You fight to protect yourself and your loved ones.
Well, squirrels do that. It's a part of us as humans, certainly, but I'd like to think there's a lot more to us than that.
And even then, love is definitely part of the motivations involved, as Amaris posted.
It was like every female crew member decided to eat with him. If he wasn't so good looking, would they have? I'd like to say yes, but I know better...
How did this idea emerge that Tyler is good looking?

Did I miss a memo that being a lanky greasy-haired guy with no chin and a neckbeard is the current hot look? If so, I had a few friends in high school whose main problem was being way ahead of their time...

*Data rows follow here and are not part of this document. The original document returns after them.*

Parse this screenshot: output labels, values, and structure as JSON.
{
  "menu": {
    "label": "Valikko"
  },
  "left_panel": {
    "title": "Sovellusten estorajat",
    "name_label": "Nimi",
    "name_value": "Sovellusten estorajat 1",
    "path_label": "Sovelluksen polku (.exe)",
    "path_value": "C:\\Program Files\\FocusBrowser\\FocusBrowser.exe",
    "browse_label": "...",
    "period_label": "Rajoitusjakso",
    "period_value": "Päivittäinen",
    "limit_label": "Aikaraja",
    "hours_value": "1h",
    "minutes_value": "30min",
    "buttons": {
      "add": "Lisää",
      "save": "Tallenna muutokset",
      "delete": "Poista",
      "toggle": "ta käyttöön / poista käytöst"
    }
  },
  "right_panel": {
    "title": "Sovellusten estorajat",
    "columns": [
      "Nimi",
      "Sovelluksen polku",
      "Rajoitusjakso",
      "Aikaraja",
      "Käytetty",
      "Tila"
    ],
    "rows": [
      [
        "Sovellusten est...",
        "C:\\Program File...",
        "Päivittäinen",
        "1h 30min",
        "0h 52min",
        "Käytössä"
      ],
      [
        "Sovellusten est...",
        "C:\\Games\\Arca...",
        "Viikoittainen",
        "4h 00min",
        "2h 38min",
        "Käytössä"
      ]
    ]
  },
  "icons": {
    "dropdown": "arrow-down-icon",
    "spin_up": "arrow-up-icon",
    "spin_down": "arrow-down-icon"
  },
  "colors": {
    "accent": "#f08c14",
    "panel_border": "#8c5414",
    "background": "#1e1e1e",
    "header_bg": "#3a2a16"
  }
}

I believe that the best way of dealing with our darker nature is to first admit that it exists. ... History has shown us that we are capable of great evil, and not just our leaders, ordinary people as well...
Okay, I can agree with that...
What Discovery is presenting us with is a situation that is an existential threat to the human race.

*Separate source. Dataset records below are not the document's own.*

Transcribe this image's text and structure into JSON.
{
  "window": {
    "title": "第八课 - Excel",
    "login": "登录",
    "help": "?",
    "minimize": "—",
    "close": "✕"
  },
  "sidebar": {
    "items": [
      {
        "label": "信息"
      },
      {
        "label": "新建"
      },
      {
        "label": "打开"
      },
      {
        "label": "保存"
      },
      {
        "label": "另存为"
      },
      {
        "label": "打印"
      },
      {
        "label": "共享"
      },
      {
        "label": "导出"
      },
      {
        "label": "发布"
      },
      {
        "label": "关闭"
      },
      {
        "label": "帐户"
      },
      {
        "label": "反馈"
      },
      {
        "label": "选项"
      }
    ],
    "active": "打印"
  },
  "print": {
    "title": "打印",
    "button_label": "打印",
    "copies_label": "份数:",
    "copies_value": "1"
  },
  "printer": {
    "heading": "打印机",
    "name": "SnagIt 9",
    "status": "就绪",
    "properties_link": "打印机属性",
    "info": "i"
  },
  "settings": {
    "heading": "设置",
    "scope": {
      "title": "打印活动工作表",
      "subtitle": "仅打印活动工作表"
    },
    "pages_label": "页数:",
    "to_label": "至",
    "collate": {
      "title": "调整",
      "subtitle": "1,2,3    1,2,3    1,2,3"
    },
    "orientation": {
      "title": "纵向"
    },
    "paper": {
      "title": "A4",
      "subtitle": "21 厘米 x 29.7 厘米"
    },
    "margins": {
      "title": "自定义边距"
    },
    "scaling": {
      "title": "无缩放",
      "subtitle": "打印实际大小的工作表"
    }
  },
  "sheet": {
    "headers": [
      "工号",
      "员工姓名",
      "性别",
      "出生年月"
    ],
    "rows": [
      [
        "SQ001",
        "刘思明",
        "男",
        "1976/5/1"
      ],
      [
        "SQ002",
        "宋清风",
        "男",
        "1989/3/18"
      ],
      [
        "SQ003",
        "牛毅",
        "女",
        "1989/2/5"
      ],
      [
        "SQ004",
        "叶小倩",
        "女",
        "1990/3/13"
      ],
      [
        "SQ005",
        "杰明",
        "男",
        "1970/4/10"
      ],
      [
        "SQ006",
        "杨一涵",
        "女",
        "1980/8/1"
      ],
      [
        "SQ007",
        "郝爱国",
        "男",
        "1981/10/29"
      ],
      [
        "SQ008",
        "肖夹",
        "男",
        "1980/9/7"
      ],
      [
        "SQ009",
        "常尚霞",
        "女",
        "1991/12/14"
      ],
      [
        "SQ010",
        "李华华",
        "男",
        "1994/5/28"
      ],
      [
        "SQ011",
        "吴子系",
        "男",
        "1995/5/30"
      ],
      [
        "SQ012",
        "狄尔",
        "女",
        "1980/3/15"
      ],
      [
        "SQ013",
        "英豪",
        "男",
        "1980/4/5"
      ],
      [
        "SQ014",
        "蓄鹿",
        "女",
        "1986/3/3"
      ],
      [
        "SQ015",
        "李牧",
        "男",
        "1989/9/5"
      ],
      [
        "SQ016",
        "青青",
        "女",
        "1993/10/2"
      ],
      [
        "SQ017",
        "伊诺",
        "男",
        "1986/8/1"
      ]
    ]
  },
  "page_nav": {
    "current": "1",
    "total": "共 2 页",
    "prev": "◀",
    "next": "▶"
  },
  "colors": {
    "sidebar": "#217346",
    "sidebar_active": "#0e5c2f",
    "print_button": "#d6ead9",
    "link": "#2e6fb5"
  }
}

On the other hand, I can't agree with that, not by a long shot. Nothing DSC has shown us or told us about the Klingon war suggests it's anywhere near that dire.
You see I'm the type of guy who believes that everything can be made right if people would just sit down and talk to each other.

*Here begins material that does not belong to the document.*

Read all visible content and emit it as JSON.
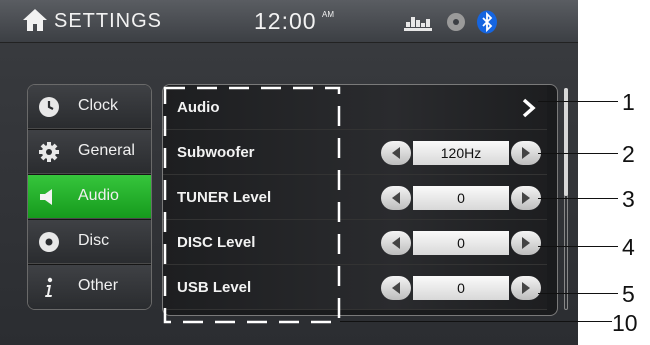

And once again, I can agree with that...
So presenting an enemy who can't be reasoned with challenges the way I think.
Here's where you lose me. Fiction is actually depressingly full of enemies who are depicted as implacable, inhuman, ruthless, and immune to reason. Just drop by the Star Wars universe and check out the Empire/First Order. (Real-world politics likes to pretend that enemies are that way, as well.) What has always set Trek apart is its willingness to
defy that tired trope and show that diplomacy actually can and does work.
Ardana is a Federation member world. Plasus routinely uses torture to get information from prisoners; and still routinely executes criminals.
Not exactly TOS at its best... but yes, undeniably, that is a canonical example of what you're talking about.
However....
The Federation knows all the above; yet because they allow each member world to govern it's society as the leaders see fit - the Federation Council and member worlds have no issues with it...
This part is far from clear. The episode suggests that Ardana's rigid caste structure was unknown to Kirk and Spock when they arrived (thus, presumably, absent from Starfleet and UFP databases). How the planet could have acquired membership while keeping such things secret is an unexplored issue (but then, it's only one of many issues the episode fails to explore).
(And no the above ISN'T the only example I can give from the TOS era - but I don't feel like doing a longer post, this example proves the point I was making.)
Well, I don't know about that.
This page from Memory Alpha leaves me thinking that Ardana may in fact be the only such example from the TOS era...
...and moreover, it really doesn't prove the larger point. I'll stipulate that it shows not every Federation member world in the 23rd century necessarily lived up to its high ideals. (Similarly, in the US today, we still have states like Alabama.) That's different from saying those ideals weren't present, or that the future depicted in TOS was not, by and large, one of utopian idealism.